À nouveau cette terrible sensation de soulagement. Plus de Gifford, avec son visage défait, ses yeux terrifiés, ses propos murmurés. Plus de Gifford pour observer la déchéance d’Alicia avec une expression horrifiée, plus de Gifford pour surveiller tout le monde avec suspicion.

L’avenue était-elle toujours l’avenue ? Elle ne devait plus être loin de l’angle de Washington, mais il y avait tant de nouveaux immeubles qu’elle était complètement désorientée.
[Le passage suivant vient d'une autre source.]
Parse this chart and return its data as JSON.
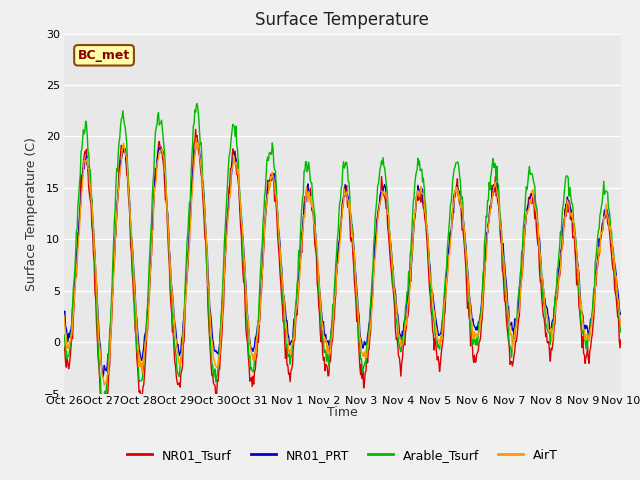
{
  "title": "Surface Temperature",
  "ylabel": "Surface Temperature (C)",
  "xlabel": "Time",
  "ylim": [
    -5,
    30
  ],
  "yticks": [
    -5,
    0,
    5,
    10,
    15,
    20,
    25,
    30
  ],
  "fig_bg_color": "#f0f0f0",
  "plot_bg_color": "#e8e8e8",
  "annotation_text": "BC_met",
  "annotation_bg": "#ffffaa",
  "annotation_border": "#8b4513",
  "line_colors": {
    "NR01_Tsurf": "#dd0000",
    "NR01_PRT": "#0000cc",
    "Arable_Tsurf": "#00bb00",
    "AirT": "#ff9900"
  },
  "line_width": 1.0,
  "xtick_labels": [
    "Oct 26",
    "Oct 27",
    "Oct 28",
    "Oct 29",
    "Oct 30",
    "Oct 31",
    "Nov 1",
    "Nov 2",
    "Nov 3",
    "Nov 4",
    "Nov 5",
    "Nov 6",
    "Nov 7",
    "Nov 8",
    "Nov 9",
    "Nov 10"
  ],
  "title_fontsize": 12,
  "axis_label_fontsize": 9,
  "tick_fontsize": 8,
  "legend_fontsize": 9,
  "grid_color": "#ffffff",
  "grid_linewidth": 1.0
}
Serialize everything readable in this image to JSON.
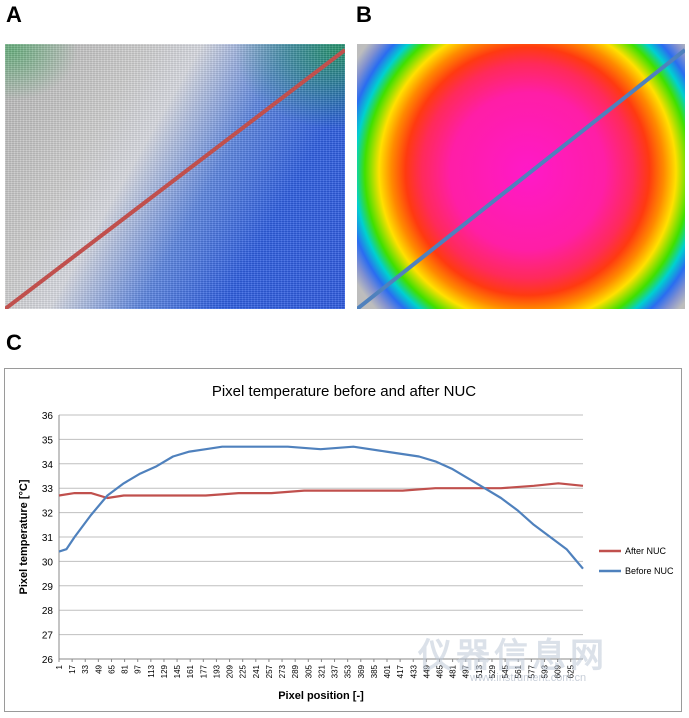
{
  "panels": {
    "a_label": "A",
    "b_label": "B",
    "c_label": "C"
  },
  "watermark": {
    "text": "仪器信息网",
    "url": "www.instrument.com.cn"
  },
  "colors": {
    "after": "#c0504d",
    "before": "#4f81bd",
    "lineA": "#c0504d",
    "lineB": "#4f81bd",
    "grid": "#bfbfbf"
  },
  "chart_data": {
    "type": "line",
    "title": "Pixel temperature before and after NUC",
    "xlabel": "Pixel position [-]",
    "ylabel": "Pixel temperature [°C]",
    "ylim": [
      26,
      36
    ],
    "yticks": [
      26,
      27,
      28,
      29,
      30,
      31,
      32,
      33,
      34,
      35,
      36
    ],
    "xlim": [
      1,
      640
    ],
    "xticks": [
      1,
      17,
      33,
      49,
      65,
      81,
      97,
      113,
      129,
      145,
      161,
      177,
      193,
      209,
      225,
      241,
      257,
      273,
      289,
      305,
      321,
      337,
      353,
      369,
      385,
      401,
      417,
      433,
      449,
      465,
      481,
      497,
      513,
      529,
      545,
      561,
      577,
      593,
      609,
      625
    ],
    "grid": true,
    "legend_position": "right",
    "series": [
      {
        "name": "After NUC",
        "color": "#c0504d",
        "x": [
          1,
          20,
          40,
          60,
          80,
          100,
          140,
          180,
          220,
          260,
          300,
          340,
          380,
          420,
          460,
          500,
          540,
          580,
          610,
          640
        ],
        "y": [
          32.7,
          32.8,
          32.8,
          32.6,
          32.7,
          32.7,
          32.7,
          32.7,
          32.8,
          32.8,
          32.9,
          32.9,
          32.9,
          32.9,
          33.0,
          33.0,
          33.0,
          33.1,
          33.2,
          33.1
        ]
      },
      {
        "name": "Before NUC",
        "color": "#4f81bd",
        "x": [
          1,
          10,
          20,
          40,
          60,
          80,
          100,
          120,
          140,
          160,
          180,
          200,
          240,
          280,
          320,
          360,
          400,
          440,
          460,
          480,
          500,
          520,
          540,
          560,
          580,
          600,
          620,
          630,
          640
        ],
        "y": [
          30.4,
          30.5,
          31.0,
          31.9,
          32.7,
          33.2,
          33.6,
          33.9,
          34.3,
          34.5,
          34.6,
          34.7,
          34.7,
          34.7,
          34.6,
          34.7,
          34.5,
          34.3,
          34.1,
          33.8,
          33.4,
          33.0,
          32.6,
          32.1,
          31.5,
          31.0,
          30.5,
          30.1,
          29.7
        ]
      }
    ]
  }
}
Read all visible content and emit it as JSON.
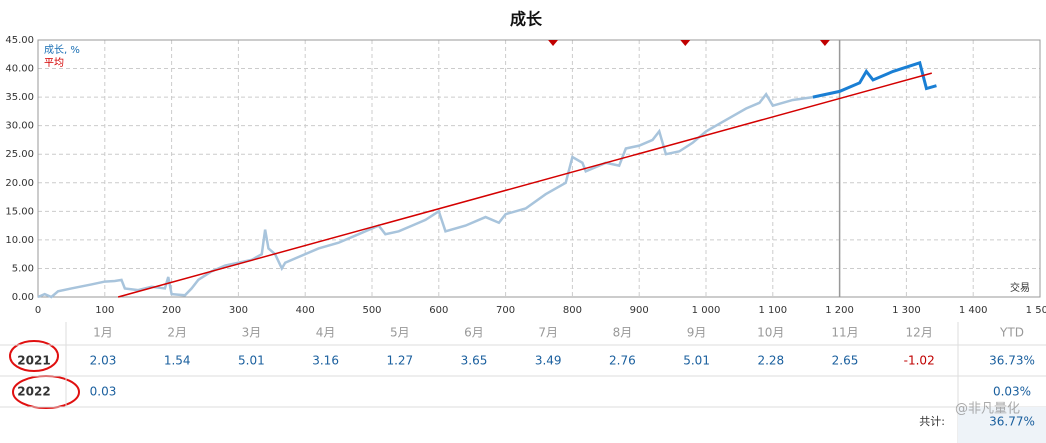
{
  "chart_data": {
    "type": "line",
    "title": "成长",
    "x_label": "交易",
    "xlim": [
      0,
      1500
    ],
    "ylim": [
      0,
      45
    ],
    "xticks": [
      0,
      100,
      200,
      300,
      400,
      500,
      600,
      700,
      800,
      900,
      {
        "value": 1000,
        "label": "1 000"
      },
      {
        "value": 1100,
        "label": "1 100"
      },
      {
        "value": 1200,
        "label": "1 200"
      },
      {
        "value": 1300,
        "label": "1 300"
      },
      {
        "value": 1400,
        "label": "1 400"
      },
      {
        "value": 1500,
        "label": "1 500"
      }
    ],
    "yticks": [
      {
        "value": 0,
        "label": "0.00"
      },
      {
        "value": 5,
        "label": "5.00"
      },
      {
        "value": 10,
        "label": "10.00"
      },
      {
        "value": 15,
        "label": "15.00"
      },
      {
        "value": 20,
        "label": "20.00"
      },
      {
        "value": 25,
        "label": "25.00"
      },
      {
        "value": 30,
        "label": "30.00"
      },
      {
        "value": 35,
        "label": "35.00"
      },
      {
        "value": 40,
        "label": "40.00"
      },
      {
        "value": 45,
        "label": "45.00"
      }
    ],
    "grid": true,
    "markers": [
      771,
      969,
      1178
    ],
    "marker_color": "#c00000",
    "divider_x": 1200,
    "series": [
      {
        "name": "成长, %",
        "color": "#a8c4dc",
        "recent_color": "#1a7fd4",
        "recent_from": 1200,
        "x": [
          0,
          10,
          20,
          30,
          50,
          80,
          100,
          115,
          125,
          130,
          150,
          170,
          190,
          195,
          200,
          220,
          230,
          240,
          260,
          280,
          300,
          320,
          335,
          340,
          345,
          355,
          365,
          370,
          390,
          420,
          450,
          480,
          510,
          520,
          540,
          560,
          580,
          600,
          610,
          640,
          670,
          690,
          700,
          730,
          760,
          790,
          800,
          815,
          820,
          850,
          870,
          880,
          900,
          920,
          930,
          940,
          960,
          980,
          1000,
          1030,
          1060,
          1080,
          1090,
          1100,
          1130,
          1160,
          1200,
          1230,
          1240,
          1250,
          1280,
          1320,
          1330,
          1345
        ],
        "values": [
          0,
          0.5,
          0,
          1,
          1.5,
          2.2,
          2.7,
          2.8,
          3.0,
          1.5,
          1.2,
          1.8,
          1.5,
          3.5,
          0.5,
          0.3,
          1.5,
          3,
          4.5,
          5.5,
          6,
          6.5,
          7.5,
          11.8,
          8.5,
          7.5,
          5,
          6,
          7,
          8.5,
          9.5,
          11,
          12.5,
          11,
          11.5,
          12.5,
          13.5,
          15,
          11.5,
          12.5,
          14,
          13,
          14.5,
          15.5,
          18,
          20,
          24.5,
          23.5,
          22,
          23.5,
          23,
          26,
          26.5,
          27.5,
          29,
          25,
          25.5,
          27,
          29,
          31,
          33,
          34,
          35.5,
          33.5,
          34.5,
          35,
          36,
          37.5,
          39.5,
          38,
          39.5,
          41,
          36.5,
          37
        ]
      },
      {
        "name": "平均",
        "color": "#d40000",
        "x": [
          120,
          1338
        ],
        "values": [
          0,
          39.2
        ]
      }
    ]
  },
  "table": {
    "header": [
      "1月",
      "2月",
      "3月",
      "4月",
      "5月",
      "6月",
      "7月",
      "8月",
      "9月",
      "10月",
      "11月",
      "12月",
      "YTD"
    ],
    "rows": [
      {
        "year": "2021",
        "months": [
          2.03,
          1.54,
          5.01,
          3.16,
          1.27,
          3.65,
          3.49,
          2.76,
          5.01,
          2.28,
          2.65,
          -1.02
        ],
        "ytd": "36.73%"
      },
      {
        "year": "2022",
        "months": [
          0.03
        ],
        "ytd": "0.03%"
      }
    ],
    "total_label": "共计:",
    "total": "36.77%"
  },
  "watermark": "@非凡量化"
}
Tout était devenu si bruyant et hostile. Les camions-poubelles engloutissaient les ordures avec fracas. Des camions passaient en pétaradant. Le vendeur de bananes avait disparu, tout comme le vendeur de glaces. Les ramoneurs ne passaient plus. La vieille dame ne venait plus vendre ses mûres. Laura Lee était morte en souffrant. Deirdre avait sombré dans la folie. Sa fille, Rowan, était revenue, mais un jour trop tard pour voir sa mère vivante. Une tragédie s’était produite à Noël mais personne ne voulait en parler. Et Rowan Mayfair était partie.

Et si elle avait trouvé le Victrola et les disques ? Mais non, Gifford avait assuré que non. Gifford s’était montrée vigilante. Elle les aurait changés de place, en cas de besoin.

Gifford était la seule à connaître la cachette de Stella. Évelyne l’Ancienne la lui avait révélée. Erreur stupide. Gifford et Alicia n’étaient rien d’autre que des maillons d’une chaîne dont le bijou était Mona.

— Personne ne les trouvera, Évelyne l’Ancienne. J’ai remis les perles dans la cachette de la bibliothèque. Avec le Victrola.

Gifford, cette Mayfair des clubs privés, était entrée seule dans cette maison sombre pour y cacher elle-même ces objets précieux. Avait-elle vu l’homme ?

— On ne les trouvera jamais. Ils pourriront avec la maison, avait assuré Gifford. Tu te rappelles ? C’est toi qui m’as montré la cachette le jour où nous étions dans la bibliothèque.

— Arrête de te moquer de moi !

Mais c’était la vérité : elle lui avait montré la cachette l’après-midi des obsèques de Laura Lee. Ce devait être la dernière fois que Carlotta avait ouvert la maison à la famille.

C’était en 1960 et Deirdre était déjà très mal en point. On lui avait enlevé son bébé, Rowan, et elle avait dû retourner à l’hôpital pour un long séjour. Cortland était mort depuis un an.

Carlotta avait toujours plaint Laura Lee d’avoir Évelyne pour mère. Millie Dear et Belle avaient supplié Carlotta d’inviter tout le monde à First Street pour les funérailles. Carlotta avait jeté un regard triste sur Évelyne, essayant de la haïr, mais désolée pour elle : après avoir été enterrée vivante le jour de la mort de Stella, elle devait maintenant enterrer sa propre fille.

— S’il te plaît, permets à toute la famille de se réunir ici, avait imploré Millie Dear.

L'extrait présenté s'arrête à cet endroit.